I've been in this market for seven years. I started with 30,000 yuan, and now my account has reached the 50 million level. Many people ask me what my secret is. To be honest, it's all about sticking to the "50% Position Rule"—never risking everything, never going all-in.



On average, I can achieve a 70% monthly return. I once mentored a student who followed this strategy and doubled their capital in three months. The market looks pretty good today, so I felt inspired to lay out the things I've learned over the years.
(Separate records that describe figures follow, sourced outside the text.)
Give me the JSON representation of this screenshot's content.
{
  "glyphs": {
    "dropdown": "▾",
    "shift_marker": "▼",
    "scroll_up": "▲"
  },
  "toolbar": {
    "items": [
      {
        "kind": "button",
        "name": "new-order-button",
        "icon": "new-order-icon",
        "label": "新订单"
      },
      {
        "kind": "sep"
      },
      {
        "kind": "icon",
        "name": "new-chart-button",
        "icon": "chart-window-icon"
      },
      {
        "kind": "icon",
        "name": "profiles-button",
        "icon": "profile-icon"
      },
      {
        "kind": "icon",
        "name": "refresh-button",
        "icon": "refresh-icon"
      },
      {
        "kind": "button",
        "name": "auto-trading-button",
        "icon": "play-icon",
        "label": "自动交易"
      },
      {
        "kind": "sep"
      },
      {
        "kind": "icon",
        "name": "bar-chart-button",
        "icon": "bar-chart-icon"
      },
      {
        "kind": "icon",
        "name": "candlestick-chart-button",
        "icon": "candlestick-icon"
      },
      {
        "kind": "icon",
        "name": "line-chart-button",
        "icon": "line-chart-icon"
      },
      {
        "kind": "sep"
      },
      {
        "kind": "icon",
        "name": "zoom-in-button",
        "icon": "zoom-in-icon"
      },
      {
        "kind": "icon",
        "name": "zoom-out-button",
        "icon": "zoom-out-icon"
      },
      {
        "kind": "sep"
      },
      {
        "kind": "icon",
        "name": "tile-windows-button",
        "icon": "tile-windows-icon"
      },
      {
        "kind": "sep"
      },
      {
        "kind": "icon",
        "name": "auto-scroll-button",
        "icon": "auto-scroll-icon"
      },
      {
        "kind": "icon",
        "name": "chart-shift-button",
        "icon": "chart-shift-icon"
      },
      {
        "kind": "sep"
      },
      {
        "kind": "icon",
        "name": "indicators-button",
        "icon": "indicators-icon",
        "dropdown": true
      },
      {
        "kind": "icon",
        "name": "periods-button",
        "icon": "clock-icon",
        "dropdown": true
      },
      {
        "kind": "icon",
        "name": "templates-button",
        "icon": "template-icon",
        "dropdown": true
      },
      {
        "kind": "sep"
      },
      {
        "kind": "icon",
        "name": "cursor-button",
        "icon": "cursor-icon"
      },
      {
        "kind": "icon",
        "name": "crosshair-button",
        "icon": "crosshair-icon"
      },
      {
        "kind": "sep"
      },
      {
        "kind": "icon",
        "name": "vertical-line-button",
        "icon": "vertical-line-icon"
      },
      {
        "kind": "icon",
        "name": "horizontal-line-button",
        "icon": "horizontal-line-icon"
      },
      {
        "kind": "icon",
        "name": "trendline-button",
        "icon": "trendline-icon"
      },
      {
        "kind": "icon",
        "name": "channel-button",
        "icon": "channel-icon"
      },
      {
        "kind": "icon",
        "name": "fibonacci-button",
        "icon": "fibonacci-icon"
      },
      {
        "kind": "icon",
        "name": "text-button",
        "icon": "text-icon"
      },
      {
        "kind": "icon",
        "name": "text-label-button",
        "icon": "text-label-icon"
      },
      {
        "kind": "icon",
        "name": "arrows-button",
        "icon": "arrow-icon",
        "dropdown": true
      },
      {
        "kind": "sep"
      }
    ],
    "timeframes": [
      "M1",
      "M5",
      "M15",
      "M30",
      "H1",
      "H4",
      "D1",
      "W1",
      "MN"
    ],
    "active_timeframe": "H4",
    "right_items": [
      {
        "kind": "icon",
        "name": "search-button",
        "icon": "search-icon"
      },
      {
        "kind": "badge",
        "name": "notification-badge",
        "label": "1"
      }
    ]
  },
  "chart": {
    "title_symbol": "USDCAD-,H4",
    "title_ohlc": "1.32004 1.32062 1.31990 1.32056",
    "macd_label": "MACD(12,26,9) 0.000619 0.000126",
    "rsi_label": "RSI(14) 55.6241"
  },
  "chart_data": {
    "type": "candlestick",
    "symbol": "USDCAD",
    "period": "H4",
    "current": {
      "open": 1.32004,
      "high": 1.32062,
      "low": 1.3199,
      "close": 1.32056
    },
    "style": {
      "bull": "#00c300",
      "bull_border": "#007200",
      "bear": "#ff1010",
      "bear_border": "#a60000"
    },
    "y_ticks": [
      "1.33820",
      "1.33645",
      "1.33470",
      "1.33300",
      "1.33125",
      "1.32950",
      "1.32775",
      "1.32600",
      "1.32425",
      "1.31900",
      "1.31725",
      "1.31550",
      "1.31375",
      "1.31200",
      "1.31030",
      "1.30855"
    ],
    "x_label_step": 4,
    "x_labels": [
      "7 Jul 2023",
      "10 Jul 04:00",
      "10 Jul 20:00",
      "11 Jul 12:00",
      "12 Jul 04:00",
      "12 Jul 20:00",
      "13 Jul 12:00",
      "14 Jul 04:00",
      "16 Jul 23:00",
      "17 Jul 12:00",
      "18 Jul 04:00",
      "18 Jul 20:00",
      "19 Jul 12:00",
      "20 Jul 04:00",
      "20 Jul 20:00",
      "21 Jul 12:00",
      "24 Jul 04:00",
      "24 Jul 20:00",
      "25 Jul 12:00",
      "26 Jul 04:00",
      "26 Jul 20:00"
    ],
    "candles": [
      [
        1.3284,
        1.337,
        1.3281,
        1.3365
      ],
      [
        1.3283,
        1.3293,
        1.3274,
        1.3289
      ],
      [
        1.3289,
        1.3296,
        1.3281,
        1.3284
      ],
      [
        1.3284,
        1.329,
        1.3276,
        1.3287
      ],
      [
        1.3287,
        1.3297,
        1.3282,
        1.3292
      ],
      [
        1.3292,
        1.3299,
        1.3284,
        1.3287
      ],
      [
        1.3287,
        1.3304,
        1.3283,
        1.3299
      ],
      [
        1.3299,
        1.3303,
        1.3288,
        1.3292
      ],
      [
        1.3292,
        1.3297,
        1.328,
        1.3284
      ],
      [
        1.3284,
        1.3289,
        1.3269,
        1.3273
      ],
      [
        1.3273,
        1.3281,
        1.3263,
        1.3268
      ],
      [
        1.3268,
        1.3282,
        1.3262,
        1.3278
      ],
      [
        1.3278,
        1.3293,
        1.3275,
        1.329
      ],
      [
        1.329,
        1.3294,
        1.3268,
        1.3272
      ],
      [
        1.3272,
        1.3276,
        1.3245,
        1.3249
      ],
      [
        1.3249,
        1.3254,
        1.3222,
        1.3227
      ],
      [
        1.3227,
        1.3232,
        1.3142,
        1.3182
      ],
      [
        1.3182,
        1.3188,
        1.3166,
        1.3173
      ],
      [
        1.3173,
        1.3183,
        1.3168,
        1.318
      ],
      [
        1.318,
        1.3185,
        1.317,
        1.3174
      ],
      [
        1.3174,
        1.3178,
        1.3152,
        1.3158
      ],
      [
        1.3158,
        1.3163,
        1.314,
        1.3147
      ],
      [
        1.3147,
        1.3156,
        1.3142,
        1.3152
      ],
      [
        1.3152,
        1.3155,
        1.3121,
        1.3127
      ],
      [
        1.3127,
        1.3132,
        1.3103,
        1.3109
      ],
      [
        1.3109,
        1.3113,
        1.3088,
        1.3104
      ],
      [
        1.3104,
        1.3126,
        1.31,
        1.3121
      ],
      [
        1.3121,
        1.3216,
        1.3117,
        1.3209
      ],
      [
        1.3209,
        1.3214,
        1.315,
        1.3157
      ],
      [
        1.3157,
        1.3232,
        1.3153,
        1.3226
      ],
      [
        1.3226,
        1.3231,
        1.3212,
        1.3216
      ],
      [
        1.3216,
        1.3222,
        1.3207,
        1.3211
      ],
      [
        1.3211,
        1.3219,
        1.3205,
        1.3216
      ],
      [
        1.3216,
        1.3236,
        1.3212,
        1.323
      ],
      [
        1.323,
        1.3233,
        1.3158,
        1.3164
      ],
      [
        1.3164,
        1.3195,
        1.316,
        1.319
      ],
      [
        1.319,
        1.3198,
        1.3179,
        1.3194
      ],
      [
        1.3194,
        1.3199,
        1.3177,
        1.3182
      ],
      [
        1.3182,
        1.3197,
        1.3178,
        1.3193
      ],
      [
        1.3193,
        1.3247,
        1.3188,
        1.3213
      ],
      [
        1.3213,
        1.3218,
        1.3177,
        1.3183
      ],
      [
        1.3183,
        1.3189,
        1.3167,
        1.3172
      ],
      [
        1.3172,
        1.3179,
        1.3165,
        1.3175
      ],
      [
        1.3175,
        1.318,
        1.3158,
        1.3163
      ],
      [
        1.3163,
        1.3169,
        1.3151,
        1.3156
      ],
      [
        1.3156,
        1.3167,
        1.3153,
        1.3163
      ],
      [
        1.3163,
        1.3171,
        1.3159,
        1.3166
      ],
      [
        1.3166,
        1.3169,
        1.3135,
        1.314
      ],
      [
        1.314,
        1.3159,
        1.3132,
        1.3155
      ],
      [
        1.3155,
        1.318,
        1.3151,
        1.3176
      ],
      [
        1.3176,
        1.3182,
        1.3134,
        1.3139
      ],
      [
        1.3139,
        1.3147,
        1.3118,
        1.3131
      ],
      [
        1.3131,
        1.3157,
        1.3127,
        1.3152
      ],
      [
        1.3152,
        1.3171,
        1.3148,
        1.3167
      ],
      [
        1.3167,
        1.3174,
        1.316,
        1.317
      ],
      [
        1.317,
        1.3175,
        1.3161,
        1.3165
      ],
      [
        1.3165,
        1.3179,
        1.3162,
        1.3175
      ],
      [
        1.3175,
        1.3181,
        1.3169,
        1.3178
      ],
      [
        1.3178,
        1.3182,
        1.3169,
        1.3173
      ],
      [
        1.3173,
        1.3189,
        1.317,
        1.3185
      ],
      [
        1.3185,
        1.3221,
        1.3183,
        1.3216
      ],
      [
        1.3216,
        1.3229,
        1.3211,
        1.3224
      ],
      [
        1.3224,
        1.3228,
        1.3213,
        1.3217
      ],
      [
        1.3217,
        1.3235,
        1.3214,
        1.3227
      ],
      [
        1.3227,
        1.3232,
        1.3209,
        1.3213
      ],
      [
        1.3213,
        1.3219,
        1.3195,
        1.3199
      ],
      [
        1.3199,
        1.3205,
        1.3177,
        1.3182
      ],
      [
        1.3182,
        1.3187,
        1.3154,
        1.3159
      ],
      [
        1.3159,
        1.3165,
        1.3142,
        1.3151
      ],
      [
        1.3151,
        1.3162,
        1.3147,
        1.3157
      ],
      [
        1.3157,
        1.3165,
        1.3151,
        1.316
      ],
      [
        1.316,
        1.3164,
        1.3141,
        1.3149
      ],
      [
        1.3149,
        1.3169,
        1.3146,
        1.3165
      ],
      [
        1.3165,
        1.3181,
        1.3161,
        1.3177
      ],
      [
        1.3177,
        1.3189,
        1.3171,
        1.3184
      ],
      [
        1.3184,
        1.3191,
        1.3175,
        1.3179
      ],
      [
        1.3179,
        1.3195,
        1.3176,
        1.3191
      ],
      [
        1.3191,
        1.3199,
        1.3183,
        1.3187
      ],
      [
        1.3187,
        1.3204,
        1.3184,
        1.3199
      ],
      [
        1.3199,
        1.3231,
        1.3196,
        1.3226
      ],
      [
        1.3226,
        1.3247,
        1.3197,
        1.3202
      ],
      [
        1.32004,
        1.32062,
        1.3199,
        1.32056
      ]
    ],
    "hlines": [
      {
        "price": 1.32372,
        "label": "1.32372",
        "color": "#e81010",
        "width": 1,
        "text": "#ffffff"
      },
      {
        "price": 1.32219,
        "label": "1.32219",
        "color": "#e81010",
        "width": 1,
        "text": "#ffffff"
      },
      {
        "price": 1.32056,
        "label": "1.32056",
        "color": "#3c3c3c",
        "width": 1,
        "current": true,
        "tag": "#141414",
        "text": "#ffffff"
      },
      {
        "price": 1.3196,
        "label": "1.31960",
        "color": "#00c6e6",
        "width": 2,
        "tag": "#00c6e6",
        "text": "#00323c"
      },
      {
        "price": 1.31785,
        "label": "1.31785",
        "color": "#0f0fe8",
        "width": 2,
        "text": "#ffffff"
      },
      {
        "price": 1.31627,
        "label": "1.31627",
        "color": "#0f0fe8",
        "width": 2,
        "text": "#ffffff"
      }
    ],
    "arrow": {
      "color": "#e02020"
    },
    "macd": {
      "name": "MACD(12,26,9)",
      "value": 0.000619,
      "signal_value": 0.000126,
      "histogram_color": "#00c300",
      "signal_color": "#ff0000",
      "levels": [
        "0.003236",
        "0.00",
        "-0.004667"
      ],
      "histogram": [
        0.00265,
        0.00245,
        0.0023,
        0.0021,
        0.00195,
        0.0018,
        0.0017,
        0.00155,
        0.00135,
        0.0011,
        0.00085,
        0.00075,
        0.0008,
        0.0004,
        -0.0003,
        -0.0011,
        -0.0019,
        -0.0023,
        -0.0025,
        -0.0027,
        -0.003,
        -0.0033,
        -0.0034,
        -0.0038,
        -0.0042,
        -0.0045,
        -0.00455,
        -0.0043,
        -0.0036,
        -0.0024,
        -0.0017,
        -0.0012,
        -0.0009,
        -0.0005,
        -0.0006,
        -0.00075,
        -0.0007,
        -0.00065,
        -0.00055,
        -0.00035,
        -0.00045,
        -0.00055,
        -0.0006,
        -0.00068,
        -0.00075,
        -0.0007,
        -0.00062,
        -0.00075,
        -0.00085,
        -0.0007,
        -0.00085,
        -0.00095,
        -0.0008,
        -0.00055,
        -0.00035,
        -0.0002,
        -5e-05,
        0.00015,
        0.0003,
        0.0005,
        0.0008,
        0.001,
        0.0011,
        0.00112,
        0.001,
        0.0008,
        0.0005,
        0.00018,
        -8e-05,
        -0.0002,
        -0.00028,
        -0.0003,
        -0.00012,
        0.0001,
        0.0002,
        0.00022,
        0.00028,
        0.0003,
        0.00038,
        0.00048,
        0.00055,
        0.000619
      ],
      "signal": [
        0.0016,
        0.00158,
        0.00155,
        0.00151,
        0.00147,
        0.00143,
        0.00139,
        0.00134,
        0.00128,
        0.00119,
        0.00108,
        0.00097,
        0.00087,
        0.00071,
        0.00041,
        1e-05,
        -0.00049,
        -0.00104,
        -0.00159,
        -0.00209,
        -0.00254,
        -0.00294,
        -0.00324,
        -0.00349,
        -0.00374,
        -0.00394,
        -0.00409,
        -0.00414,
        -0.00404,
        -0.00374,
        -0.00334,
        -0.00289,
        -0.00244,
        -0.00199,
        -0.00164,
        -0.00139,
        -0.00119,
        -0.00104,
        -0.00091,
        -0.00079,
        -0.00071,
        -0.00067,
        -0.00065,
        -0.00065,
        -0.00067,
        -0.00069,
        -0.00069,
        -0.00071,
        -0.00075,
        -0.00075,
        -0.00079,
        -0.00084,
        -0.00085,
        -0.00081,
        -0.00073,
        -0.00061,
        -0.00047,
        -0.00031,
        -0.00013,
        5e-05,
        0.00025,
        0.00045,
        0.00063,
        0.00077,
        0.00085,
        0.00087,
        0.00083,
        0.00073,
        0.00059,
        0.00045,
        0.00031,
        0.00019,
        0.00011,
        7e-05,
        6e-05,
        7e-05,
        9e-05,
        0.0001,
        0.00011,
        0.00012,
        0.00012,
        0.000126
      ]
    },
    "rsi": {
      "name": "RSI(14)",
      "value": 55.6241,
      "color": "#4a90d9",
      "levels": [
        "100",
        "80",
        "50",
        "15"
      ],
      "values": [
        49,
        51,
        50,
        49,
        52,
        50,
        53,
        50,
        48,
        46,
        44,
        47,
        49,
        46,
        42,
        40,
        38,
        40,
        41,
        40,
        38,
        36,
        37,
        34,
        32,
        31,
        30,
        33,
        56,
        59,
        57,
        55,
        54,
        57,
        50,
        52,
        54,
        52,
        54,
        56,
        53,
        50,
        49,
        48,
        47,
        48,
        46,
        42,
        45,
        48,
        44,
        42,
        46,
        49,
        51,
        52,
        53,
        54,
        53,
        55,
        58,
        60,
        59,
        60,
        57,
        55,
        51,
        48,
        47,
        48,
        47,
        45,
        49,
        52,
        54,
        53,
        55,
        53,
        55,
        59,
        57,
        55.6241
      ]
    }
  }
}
**Let's start with position sizing.**
I divide my principal into five parts and never use more than one part per trade. Each trade has a 10% stop-loss, so even if I hit a bad trade, I only lose 2% of my total account. Even if I get five trades wrong in a row, the total loss is just 10%. But as long as I catch the right trend, taking profits above 10% is easy—no matter how you calculate it, you can't lose.

**About trend judgment.**
Most rebounds during a downtrend are bull traps. In a real uptrend, every dip is a buying opportunity. Don't always try to catch the bottom or the top—following the market works better than guessing turning points. Coins that spike in the short term? Don't touch them. Whether it's blue chips or small caps, consecutive strong rallies are rare, and the higher the price goes, the harder it is to keep climbing. If you see high volume at the top but the price doesn't move, that's a signal it's running out of steam and will probably go down next.

**As for technical indicators, I mainly watch MACD.**
When the DIF and DEA lines cross upwards below the zero line and break above it, that's a solid entry point. Conversely, if the MACD dead crosses and turns down above the zero line, it's time to reduce your position—no hesitation.

**Here's a pitfall you must avoid—averaging down on losing positions.**
This strategy has ruined countless retail investors: lose, add more, lose even more, and get stuck deeper. Remember this: only add to winning trades, never throw good money after bad on losing ones.

**Keep a close eye on volume and price action.**
If a coin consolidates at a low level for a long time and suddenly breaks out with volume, it's worth watching. If there's high volume at the top but the price stalls, get out. Volume doesn’t lie—it's the truest reflection of market sentiment.

**The moving average system is my main battlefield.**
If the 3-day MA turns up, there's short-term potential. If the 30-day MA is rising, the mid-term trend is in place. If the 84-day MA starts to rise, it means we're entering a major rally. If the 120-day MA is also up, that's a long-term bull market. Time is money—picking the right trend makes you ten times more efficient.

**You must review your trades after every close.**
Check if your logic has changed, whether the weekly trend matches your expectations, and watch for any signs of reversal. The market changes, and your strategy needs to adapt.

Ultimately, relying on emotion or luck won’t get you far in this market. Only a systematic thinking framework and a repeatable trading method can cut through the noise and distractions and actually make you money.